Geode partitioned region example

This example demonstrates the basic property of partitioning. The basic property of partitioning is that data entries are distributed across all servers that host a region. The distribution is like database sharding, except that the distribution occurs automatically.

In this example, two servers host a single partitioned region. There is no redundancy, so that the basic property of partitioning may be observed. The example puts 10 entries into the region and prints them. Because the region is partitioned, its entries are distributed among the two servers hosting the region. Since there is no redundancy of the data within the region, when one of the servers goes away, the entries hosted within that server are also gone; the example demonstrates this.

This example assumes that Java and Geode are installed.

Demonstration of Partitioning

  1. Set directory geode-examples/partitioned to be the current working directory. Each step in this example specifies paths relative to that directory.

  2. Build the example (with the EmployeeKey and EmployeeData classes)

     $ ../gradlew build
  3. Run a script that starts a locator and two servers. Each of the servers hosts the partitioned region. The example classes will be placed onto the classpath when the script starts the servers.
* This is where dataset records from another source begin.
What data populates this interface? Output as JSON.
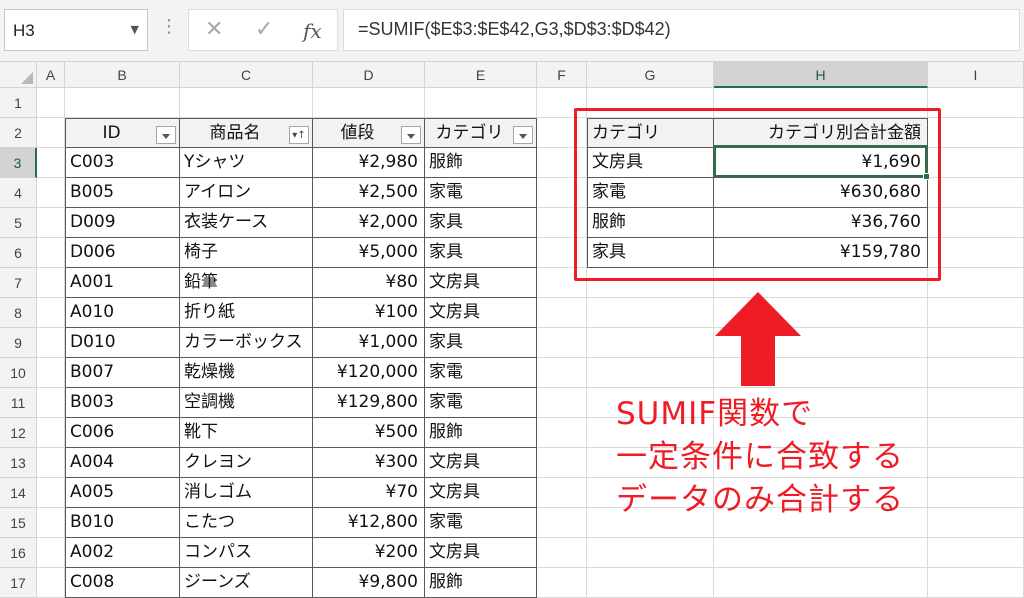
{
  "formula_bar": {
    "name_box": "H3",
    "dots": "⋮",
    "cancel_icon": "✕",
    "enter_icon": "✓",
    "fx_label": "fx",
    "formula": "=SUMIF($E$3:$E$42,G3,$D$3:$D$42)"
  },
  "columns": [
    "A",
    "B",
    "C",
    "D",
    "E",
    "F",
    "G",
    "H",
    "I"
  ],
  "rows": [
    "1",
    "2",
    "3",
    "4",
    "5",
    "6",
    "7",
    "8",
    "9",
    "10",
    "11",
    "12",
    "13",
    "14",
    "15",
    "16",
    "17"
  ],
  "table": {
    "headers": [
      "ID",
      "商品名",
      "値段",
      "カテゴリ"
    ],
    "rows": [
      [
        "C003",
        "Yシャツ",
        "¥2,980",
        "服飾"
      ],
      [
        "B005",
        "アイロン",
        "¥2,500",
        "家電"
      ],
      [
        "D009",
        "衣装ケース",
        "¥2,000",
        "家具"
      ],
      [
        "D006",
        "椅子",
        "¥5,000",
        "家具"
      ],
      [
        "A001",
        "鉛筆",
        "¥80",
        "文房具"
      ],
      [
        "A010",
        "折り紙",
        "¥100",
        "文房具"
      ],
      [
        "D010",
        "カラーボックス",
        "¥1,000",
        "家具"
      ],
      [
        "B007",
        "乾燥機",
        "¥120,000",
        "家電"
      ],
      [
        "B003",
        "空調機",
        "¥129,800",
        "家電"
      ],
      [
        "C006",
        "靴下",
        "¥500",
        "服飾"
      ],
      [
        "A004",
        "クレヨン",
        "¥300",
        "文房具"
      ],
      [
        "A005",
        "消しゴム",
        "¥70",
        "文房具"
      ],
      [
        "B010",
        "こたつ",
        "¥12,800",
        "家電"
      ],
      [
        "A002",
        "コンパス",
        "¥200",
        "文房具"
      ],
      [
        "C008",
        "ジーンズ",
        "¥9,800",
        "服飾"
      ]
    ]
  },
  "summary": {
    "headers": [
      "カテゴリ",
      "カテゴリ別合計金額"
    ],
    "rows": [
      [
        "文房具",
        "¥1,690"
      ],
      [
        "家電",
        "¥630,680"
      ],
      [
        "服飾",
        "¥36,760"
      ],
      [
        "家具",
        "¥159,780"
      ]
    ]
  },
  "annotation": {
    "lines": [
      "SUMIF関数で",
      "一定条件に合致する",
      "データのみ合計する"
    ],
    "color": "#ee1c25"
  },
  "colors": {
    "excel_green": "#217346",
    "highlight_red": "#ee1c25"
  }
}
     $ gfsh run --file=scripts/start.gfsh
  4. Run the example to put 10 entries into the example-region. The data will also be retrieved from the region and printed to the console.

     $ ../gradlew run
  5. Run a gfsh command to see the contents of the region

     $ gfsh
     gfsh>connect --locator=[10334]
     gfsh>query --query="select e.key from /example-region.entries e"

    Note that the quantity of entries may also be observed with gfsh:

     gfsh>describe region --name=example-region
     Name            : example-region
     Data Policy     : partition
     Hosting Members : server2
     Non-Default Attributes Shared By Hosting Members  
      Type  |    Name     | Value
     ------ | ----------- | ---------
     Region | size        | 10
            | data-policy | PARTITION

    As an alternative, gfsh maybe used to identify how many entries are in the region on each server by looking at statistics.

     gfsh>show metrics --categories=partition --region=/example-region --member=server1

    Within the output, the result for totalBucketSize identifies the number of entries hosted on the specified server. Vary the command to see statistics for both server1 and server2. Note that approximately half the entries will be on each server. And, the quantity on each server may vary if the example is started over and run again.

  6. The region entries are distributed across both servers. Stop one of the servers

     $ gfsh
     gfsh>connect --locator=[10334]
     gfsh>stop server --name=server1
  7. Run the query a second time, and notice that all the entries hosted on server1 are missing as expected. Those hosted by the server that was stopped were lost.

     gfsh>query --query="select e.key from /example-region.entries e"
  8. Shut down the cluster

     $ gfsh run --file=scripts/stop.gfsh

Things to Get Right for Partitioned Regions

  • Hashing distributes entries among buckets that reside on servers. A good hash code is important in order to spread the entries among buckets (and therefore, among servers).

  • Besides the hash code, equals() needs to be defined.

  • A system that ought to not lose data if a system member goes down will use redundancy in conjunction with partitioning in production systems.